僕、蓮見亮太18歳。高校時代まで筋金入りのいじめられっ子。一念発起して大学を受験し、やっと通称スカ大に合格。晴れてキャンパスライフを満喫できるはずが、いじめの主犯まで入学していた。ひょんなことから「正義の味方研究部」に入部。僕は、元いじめられっ子のプライドに賭けて、事件に関わっていく。かっこ悪くたっていい、自分らしく生きたい。そう願う、すべての人に贈る傑作青春小説。

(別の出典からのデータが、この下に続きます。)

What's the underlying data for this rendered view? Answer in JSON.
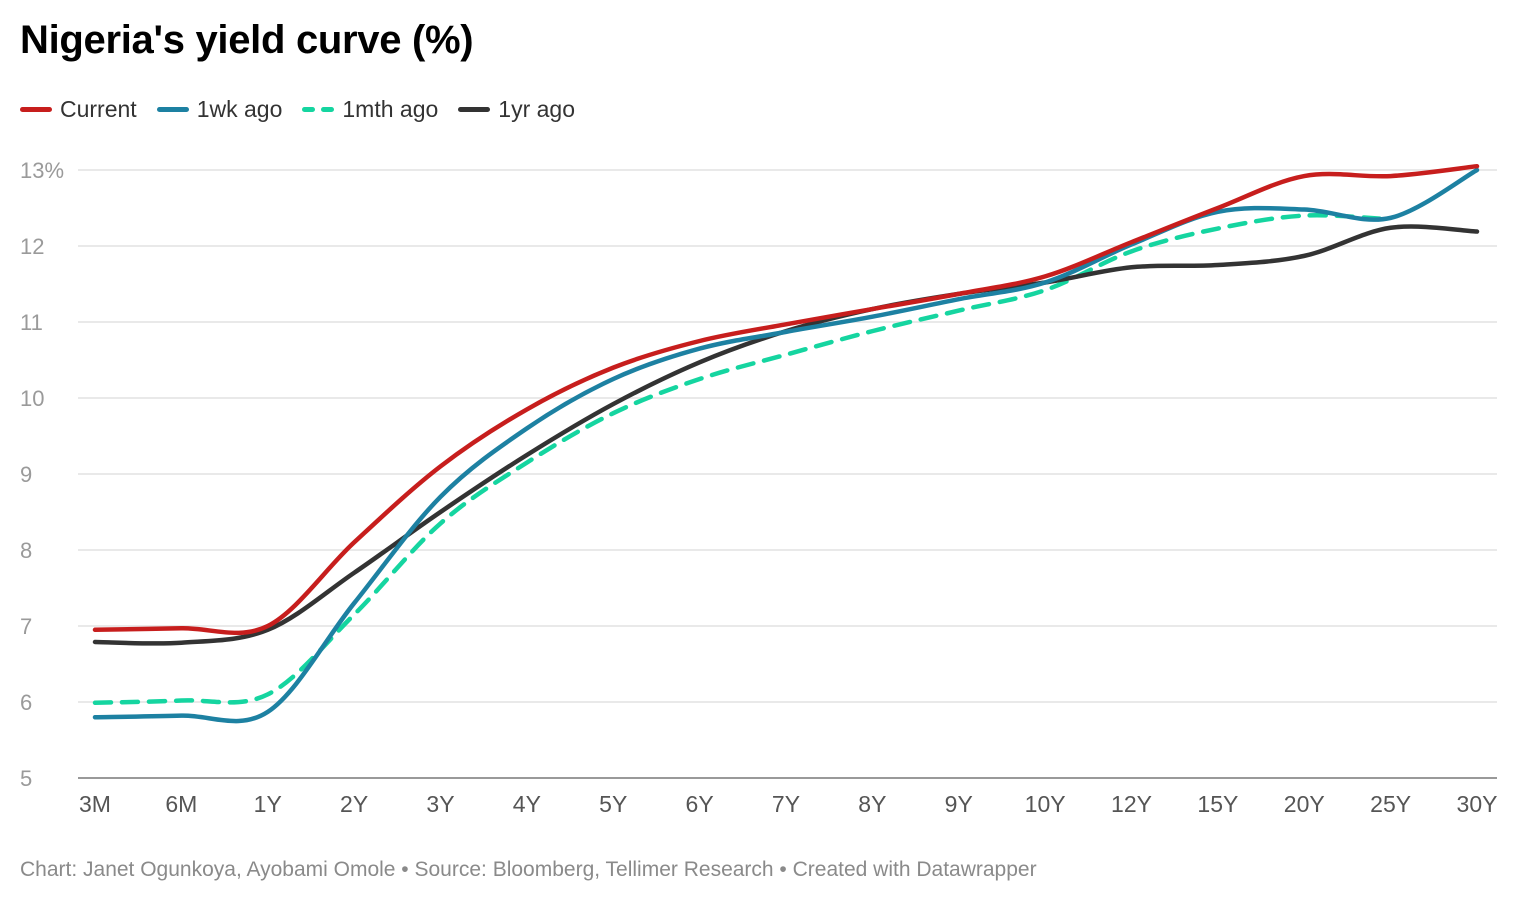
{
  "title": "Nigeria's yield curve (%)",
  "footer": "Chart: Janet Ogunkoya, Ayobami Omole • Source: Bloomberg, Tellimer Research • Created with Datawrapper",
  "chart_data": {
    "type": "line",
    "title": "Nigeria's yield curve (%)",
    "xlabel": "",
    "ylabel": "",
    "categories": [
      "3M",
      "6M",
      "1Y",
      "2Y",
      "3Y",
      "4Y",
      "5Y",
      "6Y",
      "7Y",
      "8Y",
      "9Y",
      "10Y",
      "12Y",
      "15Y",
      "20Y",
      "25Y",
      "30Y"
    ],
    "ylim": [
      5,
      13
    ],
    "yticks": [
      5,
      6,
      7,
      8,
      9,
      10,
      11,
      12,
      13
    ],
    "ytick_labels": [
      "5",
      "6",
      "7",
      "8",
      "9",
      "10",
      "11",
      "12",
      "13%"
    ],
    "grid": true,
    "legend_position": "top-left",
    "series": [
      {
        "name": "Current",
        "color": "#c71e1d",
        "dashed": false,
        "values": [
          6.95,
          6.97,
          7.0,
          8.1,
          9.1,
          9.85,
          10.4,
          10.75,
          10.97,
          11.17,
          11.37,
          11.6,
          12.05,
          12.5,
          12.92,
          12.92,
          13.05
        ]
      },
      {
        "name": "1wk ago",
        "color": "#1d81a2",
        "dashed": false,
        "values": [
          5.8,
          5.82,
          5.87,
          7.3,
          8.7,
          9.6,
          10.25,
          10.65,
          10.87,
          11.07,
          11.3,
          11.52,
          12.02,
          12.45,
          12.48,
          12.37,
          13.0
        ]
      },
      {
        "name": "1mth ago",
        "color": "#15d5a0",
        "dashed": true,
        "values": [
          5.99,
          6.02,
          6.1,
          7.15,
          8.35,
          9.15,
          9.8,
          10.25,
          10.57,
          10.88,
          11.15,
          11.42,
          11.93,
          12.23,
          12.4,
          12.35,
          null
        ]
      },
      {
        "name": "1yr ago",
        "color": "#333333",
        "dashed": false,
        "values": [
          6.79,
          6.78,
          6.95,
          7.7,
          8.5,
          9.25,
          9.92,
          10.47,
          10.88,
          11.17,
          11.37,
          11.52,
          11.72,
          11.75,
          11.87,
          12.24,
          12.19
        ]
      }
    ]
  }
}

これまでの本多孝好作品の主人公とは初めて出身(在籍)大学が違うかもしれない、様々な点で決してスマートではない新大学生・蓮見亮太くんが主人公。亮太は独学で必死に勉強して念願の大学生になった。3流大学と揶揄されようが大学生活に心は弾む。そんな彼は外見も決して端正ではない模様。新生した気持ちで入った大学で亮太は様々な価値観に出会い、そして悩む…。
後に不満を述べるので先に褒めるべき点を。一つは亮太とトモイチの友情。亮太がいじめでの一方的な暴力でなく、対等な拳を交し合った初めての、そしてイチ番のトモ達。不器用だけど真っ直ぐな友情は、亮太でなくとも胸が熱くなる。そして二つ目はテンポ。幾つか胸が苦しくなるような場面もあるけれど飽きさせない絶妙な文章と展開。なのに読了すると不満が残るのはナゼ…?
何と言っても結末が遺憾。あれはいかん。一人の登場人物の扱い方が酷いのだ。そもそも正義と悪は相対的なものだから、価値観の違いを明確に示さないと彼だけの正義は示しにくい。だからこその、中盤のあの人のキャラクタだろうし、結末のあの人の変貌は必要なのだろうけれど…。唐突過ぎて唖然としてしまった。
亮太が出した結論は理解できる。例えば広くは「世界の警察」を自負する国が正義の下に行った武力行使はその正当性を失っている。そしてそこで失われた人命は戻らない。正義は絶対ではない。それは分かる。だけど、だけどね、あの人を犠牲にして亮太の正しさを描くのも間違っているように思えるのだ。
スマートではない亮太を主人公に据えたからではないと思うが、どうも小説としてもスマートではない。社会における「弱者」の姿を描いたのだろうけれど、物語のあちこちで語りすぎた。そのせいで主題がぼやけてしまった。特に中盤は亮太の抱える問題が、いじめっ子(加害者)⇔いじめられっ子(被害者)のという構図の中での正義から、一部の経済的な富裕層⇔それ以外という構図に掏り替わっている。それでいて結末は正義の問題に戻るから、ちぐはぐな印象が拭えない。
読書中、ずっと連想したのは金城一紀さんのゾンビーズシリーズの3作目『SPEED』。ワンツーパンチの練習や、この結末でいいのだろうかという疑問が残る所まで似ている。価値観は絶対ではない、そういう問題にワンツーで踏み込んだからこそこういう読後感になるのだろう。それも分かるのだが…。